UPDATE: Muskegon's Nic Manion finished in fourth place at the World Series of Poker in Las Vegas. Manion earned $2.825 million.
GRAND RAPIDS, Mich - One of the world's biggest poker tournaments is nearing it's end. The World Series of Poker is down to just nine players, after starting last week with a field of more than 7,200. A West Michigan man is going into Thursday night's play as "the chip leader."
That means 35-year-old Nic Manion of Muskegon has the most poker chips of the remaining nine players. The stack is more than 112 million. Manion's family and friends are rushing to get to the tournament site in Las Vegas to cheer him on.
Organizers of the World Series of Poker say Manion mainly plays in online games, for small stakes.
By making the final table of the tournament's main event, he's guaranteed at least $1 million in prize money. But Manion's going for the $8.8 million that comes with the championship.
"I equate it to somebody that is a football player making it to the Super Bowl," Poker player dealer Diana Plant said.
Plant considers it a sport.
"You get paid, you're labeled as a professional or an amateur, it's absolutely a sport," Plant said.
Plant has been friends with Manion for 15 years.
"He's very well known in the local poker community for being around for so long, he's a phenomenal player, phenomenal," Plant said.
She met him in a charity poker game.
"Nic is probably one of the best poker players I know, and i know a lot of poker players," Plant said.
She and a few others are traveling to Vegas to cheer him on.
"For him to make the final table, and be guaranteed instant millionaire, that's cool, that's a poker player's fantasy," Plant said.
Jim Petzing used to live in Saugatuck, but is now a poker pro in Las Vegas. He says Manion isn't the typical player you'd see at the final table.
"Nobody knows Nic Manion. He is a virtual unknown in the poker industry," Petzing said.
More than 500,000 poker players have their poker resume online. Manion is basically untraceable.
"This man is a virtual unknown--living the dream. This man is living a dream, his dream," Petzing said.
Manion is the chip leader at the final table with more than 112 million chips.
"He's got to secure that bag, get that money, bring that bracelet home to Muskegon," Plant said.
Manion's been in the game since last week, playing for 10 to 12 hours a day.
"I don't think he needs any advice, play his game, don't listen to anybody, listen to your heart, and play your game," Plant said.
Petzing said roughly 10 percent of players in a tournament make any money, which means 90 percent of them will lose their entry fee. The world series entry fee? $10,000.
"It's a crapshoot, it's gambling, at the end of the day it's gambling," Petzing said.

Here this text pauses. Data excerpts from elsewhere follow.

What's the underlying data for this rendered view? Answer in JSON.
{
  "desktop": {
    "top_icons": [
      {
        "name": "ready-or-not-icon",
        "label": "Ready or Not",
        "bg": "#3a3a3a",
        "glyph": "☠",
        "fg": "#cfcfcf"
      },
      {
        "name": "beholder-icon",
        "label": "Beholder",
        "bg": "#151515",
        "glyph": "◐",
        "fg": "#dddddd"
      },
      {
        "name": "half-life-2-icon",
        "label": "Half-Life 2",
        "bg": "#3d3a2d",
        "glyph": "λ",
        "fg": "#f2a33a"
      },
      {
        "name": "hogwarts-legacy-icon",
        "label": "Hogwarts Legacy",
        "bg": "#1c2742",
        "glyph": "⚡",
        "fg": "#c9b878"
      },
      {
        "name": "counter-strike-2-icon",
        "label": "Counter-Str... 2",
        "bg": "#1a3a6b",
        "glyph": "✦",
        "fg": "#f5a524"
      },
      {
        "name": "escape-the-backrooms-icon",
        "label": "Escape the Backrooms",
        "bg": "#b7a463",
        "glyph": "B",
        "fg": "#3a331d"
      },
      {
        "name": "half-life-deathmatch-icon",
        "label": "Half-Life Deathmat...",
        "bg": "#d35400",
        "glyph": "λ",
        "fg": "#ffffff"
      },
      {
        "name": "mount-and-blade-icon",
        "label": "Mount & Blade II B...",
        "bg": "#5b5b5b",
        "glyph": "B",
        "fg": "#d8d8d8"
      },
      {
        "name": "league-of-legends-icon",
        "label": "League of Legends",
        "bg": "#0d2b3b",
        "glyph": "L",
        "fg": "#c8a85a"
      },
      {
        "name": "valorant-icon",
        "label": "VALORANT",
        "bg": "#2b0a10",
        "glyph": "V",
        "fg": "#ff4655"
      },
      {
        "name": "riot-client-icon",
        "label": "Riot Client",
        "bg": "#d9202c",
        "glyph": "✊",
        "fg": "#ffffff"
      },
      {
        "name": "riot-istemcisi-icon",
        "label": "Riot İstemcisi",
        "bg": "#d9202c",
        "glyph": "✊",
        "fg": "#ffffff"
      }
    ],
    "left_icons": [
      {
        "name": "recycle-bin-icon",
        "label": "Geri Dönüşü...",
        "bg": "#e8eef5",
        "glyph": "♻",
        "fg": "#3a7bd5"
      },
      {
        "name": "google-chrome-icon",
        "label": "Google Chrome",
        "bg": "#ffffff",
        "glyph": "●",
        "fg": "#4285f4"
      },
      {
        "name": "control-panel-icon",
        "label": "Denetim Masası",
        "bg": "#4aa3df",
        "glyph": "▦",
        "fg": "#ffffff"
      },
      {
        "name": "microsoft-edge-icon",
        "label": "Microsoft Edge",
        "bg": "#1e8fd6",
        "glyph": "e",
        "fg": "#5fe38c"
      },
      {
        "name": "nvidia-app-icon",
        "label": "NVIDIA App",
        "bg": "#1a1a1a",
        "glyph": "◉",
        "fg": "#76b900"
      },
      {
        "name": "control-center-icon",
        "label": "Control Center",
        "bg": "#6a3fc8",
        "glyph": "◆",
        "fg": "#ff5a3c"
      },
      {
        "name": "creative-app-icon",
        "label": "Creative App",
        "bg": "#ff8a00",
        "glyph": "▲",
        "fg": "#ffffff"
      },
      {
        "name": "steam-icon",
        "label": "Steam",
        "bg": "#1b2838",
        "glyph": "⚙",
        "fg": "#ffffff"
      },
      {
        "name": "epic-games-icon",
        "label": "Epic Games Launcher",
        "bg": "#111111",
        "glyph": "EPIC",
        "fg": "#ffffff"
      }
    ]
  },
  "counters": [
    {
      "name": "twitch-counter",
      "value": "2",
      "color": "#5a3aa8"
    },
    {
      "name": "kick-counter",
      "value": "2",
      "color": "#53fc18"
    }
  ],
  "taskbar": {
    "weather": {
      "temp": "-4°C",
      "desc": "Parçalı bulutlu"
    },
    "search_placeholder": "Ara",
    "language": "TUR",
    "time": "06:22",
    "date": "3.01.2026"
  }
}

"It's been deemed the Cadillac of poker, and just when you think you know everything, there's something else to learn, takes a minute to learn and a lifetime to master," Plant said.
The final nine players at the World Series of Poker Main event include six Americans, plus players from Ukraine, Australia and France.
Manion isn't the only one from Michigan still in the running. Joe Cada, who won the main event in 2009, is from the Detroit area. He has the sixth biggest chip stack going into Thursday night's play.